En su visita oficial a Canadá, un periodista de ese país le preguntó con cierto tono insolente al presidente Adolfo López Mateos: “¿Que problemas tienen en común Canadá y México?” Con la mayor naturalidad le respondió:” Tenemos varios, pero el más importante es uno: Estados Unidos”. Nunca antes habíamos advertido con toda claridad el alcance de esta aseveración; ahora, con motivo de la renegociación del Tratado de Libre Comercio de Norteamérica (TLCAN) estamos viviendo la ruda realidad de tener como vecino a una nación provista de una fuerza militar y financiera descomunal, gobernada por un hombre imprudente, insensato, atolondrado, impertinente, irreflexivo, ambicioso. Un hombre envenenado por una perspectiva xenofóbica, convencido de la superioridad racial de los WASP (blancos de ojos azules, anglosajones y protestantes) y decidido a imponer políticas enderezadas a recuperar el “predominio universal estadounidense”.
Suponer que el desorden imperante en la Casa Blanca y la impopularidad evidente del señor Trump lo va conducir a su destitución del cargo de presidente es una ingenuidad. No nos engañemos: sigue contando con el respaldo de sus seguidores quienes, con su voto, lo eligieron para recobrar la “grandeza de América”. Están convencidos de que los compromisos de campaña del señor Trump no se han cumplido debido a la resistencia de los políticos incrustados en las estructuras de poder en el Capitolio y, por ello lo continúan apoyando en su lucha por “depurar” la vida política norteamericana. Ese respaldo lo ha alentado a empezar a instalar comités de apoyo para su reelección.
Más allá de sus imprudencias, el presidente Trump es un político astuto: sabe del valor estratégico de la negociación. Sus virulentas amenazas persiguen un doble objetivo: de un lado, mostrar a sus seguidores el apego a sus compromisos de eliminar del Tratado todo aquello causante de la desaparición de fuentes de empleo en las zonas manufactureras de noreste norteamericano; y, de otro, ablandar a los negociadores mexicanos y canadienses mediante la amenaza constante de retirarse unilateralmente del TLCAN. En ese marco se inscriben las intimidaciones a las empresas con filiales en territorio mexicano, tendientes a lograr la cancelación de nuevas inversiones. Estos apercibimientos han venido perdiendo efectividad, aunque posiblemente cobren una nueva dimensión mediante un nuevo marco fiscal tendiente a favorecer a los empresarios y a atender las exigencias proteccionistas de algunos sectores estadounidenses. Business are business.

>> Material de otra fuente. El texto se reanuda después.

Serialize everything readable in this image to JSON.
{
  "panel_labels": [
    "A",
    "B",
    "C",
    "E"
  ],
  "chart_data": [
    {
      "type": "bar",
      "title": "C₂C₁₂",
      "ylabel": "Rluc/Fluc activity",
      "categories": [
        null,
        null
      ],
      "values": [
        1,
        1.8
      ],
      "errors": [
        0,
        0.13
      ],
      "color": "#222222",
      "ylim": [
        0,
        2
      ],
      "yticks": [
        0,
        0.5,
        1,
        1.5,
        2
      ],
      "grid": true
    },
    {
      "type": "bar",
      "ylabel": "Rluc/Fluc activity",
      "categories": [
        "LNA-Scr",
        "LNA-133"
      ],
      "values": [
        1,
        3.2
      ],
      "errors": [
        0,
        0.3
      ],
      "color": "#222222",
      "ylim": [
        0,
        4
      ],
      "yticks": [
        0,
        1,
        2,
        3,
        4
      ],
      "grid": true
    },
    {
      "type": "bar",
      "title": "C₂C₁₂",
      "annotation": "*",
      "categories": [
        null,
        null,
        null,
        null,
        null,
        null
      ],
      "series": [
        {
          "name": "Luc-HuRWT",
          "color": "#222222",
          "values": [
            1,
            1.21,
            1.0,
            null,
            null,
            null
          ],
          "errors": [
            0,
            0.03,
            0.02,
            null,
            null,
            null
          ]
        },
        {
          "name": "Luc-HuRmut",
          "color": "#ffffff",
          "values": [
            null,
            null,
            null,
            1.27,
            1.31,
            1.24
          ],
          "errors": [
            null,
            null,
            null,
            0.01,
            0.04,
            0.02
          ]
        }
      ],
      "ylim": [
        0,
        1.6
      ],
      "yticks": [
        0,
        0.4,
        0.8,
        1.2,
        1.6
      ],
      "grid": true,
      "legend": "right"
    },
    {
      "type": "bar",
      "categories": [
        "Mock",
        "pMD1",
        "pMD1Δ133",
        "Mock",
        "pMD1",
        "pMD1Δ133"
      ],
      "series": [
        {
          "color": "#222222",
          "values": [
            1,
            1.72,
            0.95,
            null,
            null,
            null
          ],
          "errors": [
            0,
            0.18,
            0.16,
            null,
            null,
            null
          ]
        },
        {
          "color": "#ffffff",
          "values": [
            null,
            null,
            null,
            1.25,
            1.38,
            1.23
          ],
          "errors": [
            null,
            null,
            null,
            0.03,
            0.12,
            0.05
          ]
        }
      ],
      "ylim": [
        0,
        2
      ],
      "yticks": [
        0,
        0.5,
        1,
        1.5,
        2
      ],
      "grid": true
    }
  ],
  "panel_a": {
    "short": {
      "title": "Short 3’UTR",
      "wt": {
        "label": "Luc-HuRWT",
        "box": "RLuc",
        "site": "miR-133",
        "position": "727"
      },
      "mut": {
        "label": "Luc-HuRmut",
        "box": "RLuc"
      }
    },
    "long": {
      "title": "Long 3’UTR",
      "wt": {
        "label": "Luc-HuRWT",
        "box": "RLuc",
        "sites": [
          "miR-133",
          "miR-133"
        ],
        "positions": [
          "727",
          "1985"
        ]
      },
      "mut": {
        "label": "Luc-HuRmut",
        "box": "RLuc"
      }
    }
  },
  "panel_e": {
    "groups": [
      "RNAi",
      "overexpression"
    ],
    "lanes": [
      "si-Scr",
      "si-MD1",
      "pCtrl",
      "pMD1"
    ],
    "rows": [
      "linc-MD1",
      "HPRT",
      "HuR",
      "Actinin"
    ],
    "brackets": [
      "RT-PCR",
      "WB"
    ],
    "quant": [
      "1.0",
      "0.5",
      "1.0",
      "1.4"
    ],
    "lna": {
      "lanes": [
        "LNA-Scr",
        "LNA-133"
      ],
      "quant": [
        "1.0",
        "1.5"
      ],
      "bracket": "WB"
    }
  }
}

Los negociadores mexicanos enfrentan un tema muy sensible: la competitividad de México se sustenta en bajísimos salarios pagados a los trabajadores mexicanos equivalentes a una décima parte de los recibidos por los estadounidenses y canadienses. Para los empresarios nacionales y para los tecnocrátas del Banco de México-Secretaría de Hacienda la política salarial es una cuestión innegociable. En su concepto, el bajo nivel salarial es un factor esencial en la estabilidad macroeconómica; modificarlo, entraña el riesgo de resucitar la lucha de clases. Tal vez sea el tema más difícil de solventar, salvo la intervención injerencista del Fondo Monetario Internacional a favor de la posición mexicana.
Los funcionarios mexicanos han postulado que el fin del TLCAN no será una catástrofe para México. Si bien, es una estratagema negociadora, esta posición despierta temores en grupos empresariales, alimentados por las declaraciones poco optimistas del premio nobel Paul Krugman en el sentido de que la cancelación del Tratado posiblemente provocará la disminución a la mitad, la de por sí desolador crecimiento del PIB nacional, con su secuela negativa en el empleo y en las exportaciones.
El problema reside en que el gobierno no ha perfilado los términos de un Plan B. Me temo que los funcionarios responsables solo contemplan una opción simplista: fortalecer relaciones comerciales con otras economías. El problema es mucho más complejo y, por ello, la conducción futura del país no puede quedar en manos de los devotos de la globalización sin límites, de quienes confían en la libertad irrestricta del comercio exterior como fuente del desarrollo económico, indiferentes al fomento del desarrollo industrial y contrarios a detener la creciente dependencia alimentaria del país.
De nueva cuenta, las contingencias externas nos deben obligar a cambiar radicalmente el rumbo del país, a mirar hacia adentro, a enfrentar las terribles consecuencias de una política económica de modernidad de escaparate. Si actuamos con realismo y patriotismo, podremos edificar un gran país industrializado, competitivo y eficiente.